When it was first announced that Sir Julien Cahn's cricketers were to visit New Zealand there was a feeling that cricketers and followers of the page break great old English game were going to be rewarded by seeing exhibitions of care-free batting, superlative fielding and masterly bowling. However, they were doomed to disappointment. The tour was not a success. The visiting players seemed to be keeping both eyes on the all-important averages—that bugbear of big cricket—and did not entertain the public with the type of cricket anticipated. This was most unfortunate as cricket can do with a little brightening up in New Zealand.

Another New Zealand Representative Cricketer Departs.

H. G. Vivian, considered by many sound critics to be one of New Zealand's best cricketers, has left New Zealand to link up with Sir Julien Cahn in a business-cricketing capacity. No doubt Vivian was influenced by the success attained by C. S. Dempster and Roger Blunt, fellow New Zealanders, while associated with Sir Julien, but the continual departure of our best young cricketers is not doing the sport any good in New Zealand. With Merritt, Blunt, Dempster and Vivian gone, New Zealand has lost a quartette of exceptionally fine cricketers.

A Promising Runner.

Cash athletics—I never use the term “professionals” when referring to New Zealand atheletes who compete for cash—occasionally produces an outstanding competitor. One such is J. Gilmore, a young farmer, who won the Federation Handicap, of one mile, at the Stawell (Victoria) Easter sports. Gilmore, from 40yds., ran the distance in 4min. 8 4/5sec., completely demoralising a strong field.
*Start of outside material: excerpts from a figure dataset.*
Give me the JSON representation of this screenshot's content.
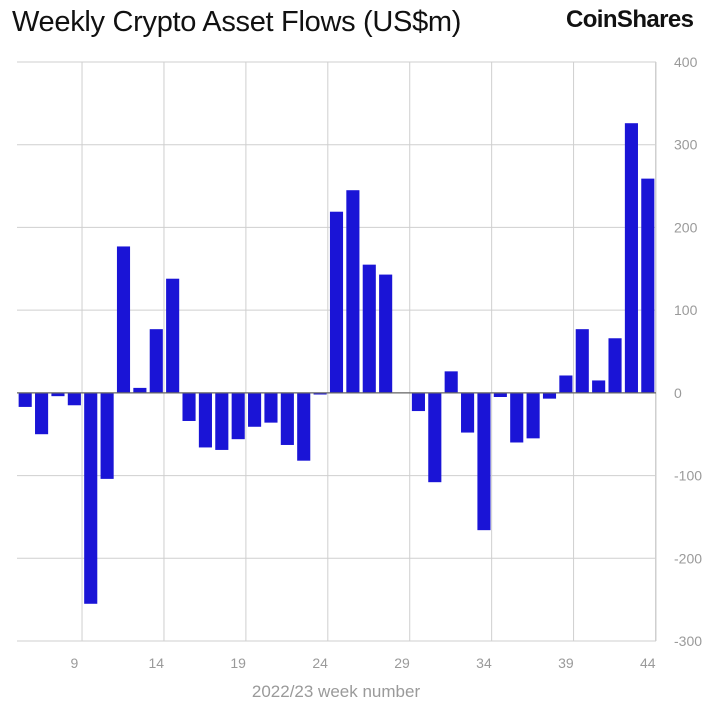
{
  "header": {
    "title": "Weekly Crypto Asset Flows (US$m)",
    "brand": "CoinShares"
  },
  "chart_data": {
    "type": "bar",
    "title": "Weekly Crypto Asset Flows (US$m)",
    "xlabel": "2022/23 week number",
    "ylabel": "",
    "x": [
      6,
      7,
      8,
      9,
      10,
      11,
      12,
      13,
      14,
      15,
      16,
      17,
      18,
      19,
      20,
      21,
      22,
      23,
      24,
      25,
      26,
      27,
      28,
      29,
      30,
      31,
      32,
      33,
      34,
      35,
      36,
      37,
      38,
      39,
      40,
      41,
      42,
      43,
      44
    ],
    "values": [
      -17,
      -50,
      -4,
      -15,
      -255,
      -104,
      177,
      6,
      77,
      138,
      -34,
      -66,
      -69,
      -56,
      -41,
      -36,
      -63,
      -82,
      -2,
      219,
      245,
      155,
      143,
      0,
      -22,
      -108,
      26,
      -48,
      -166,
      -5,
      -60,
      -55,
      -7,
      21,
      77,
      15,
      66,
      326,
      259
    ],
    "xticks": [
      9,
      14,
      19,
      24,
      29,
      34,
      39,
      44
    ],
    "xlim": [
      5.5,
      44.5
    ],
    "ylim": [
      -300,
      400
    ],
    "yticks": [
      -300,
      -200,
      -100,
      0,
      100,
      200,
      300,
      400
    ],
    "grid": true,
    "bar_color": "#1a14d6",
    "axis_color": "#9a9a9a",
    "grid_color": "#cfcfcf"
  }
}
Gilmore does not secure much competition, but on the face of it he would appear to be a better miler than V. P. Boot. Boot, although acclaimed by many as a great miler, does not, in my opinion, reach the same heights over 1,760 yards as he does in the half-mile. An attempt is to be made to stage a big cash athletics and cycling meeting during the Centennial, and New Zealand could invite the world's best milers with the knowledge that Gilmore is capable of extending all-comers.

Maurice Strickland.

Maurice Strickland, New Zealand heavyweight boxer, has been steering an erratic course in his quest for the world's boxing championship. After knocking out nine opponents in succession he went in against the wellperformed Bob Pastor, one of the few men to last the distance against Joe Louis. Pastor, carefully tutored to guard against Strickland's all-powerful right hand, kept the New Zealander offbalance, with the result that our man won only one round of the ten contested. This should not put Strickland out of the running; when Pastor lost to Louis it was admitted that he had made the champion-to-be look amateurish.

* By Sammy Richardson, Empire Games champion in 1934.

Seldom contested by New Zealand juniors.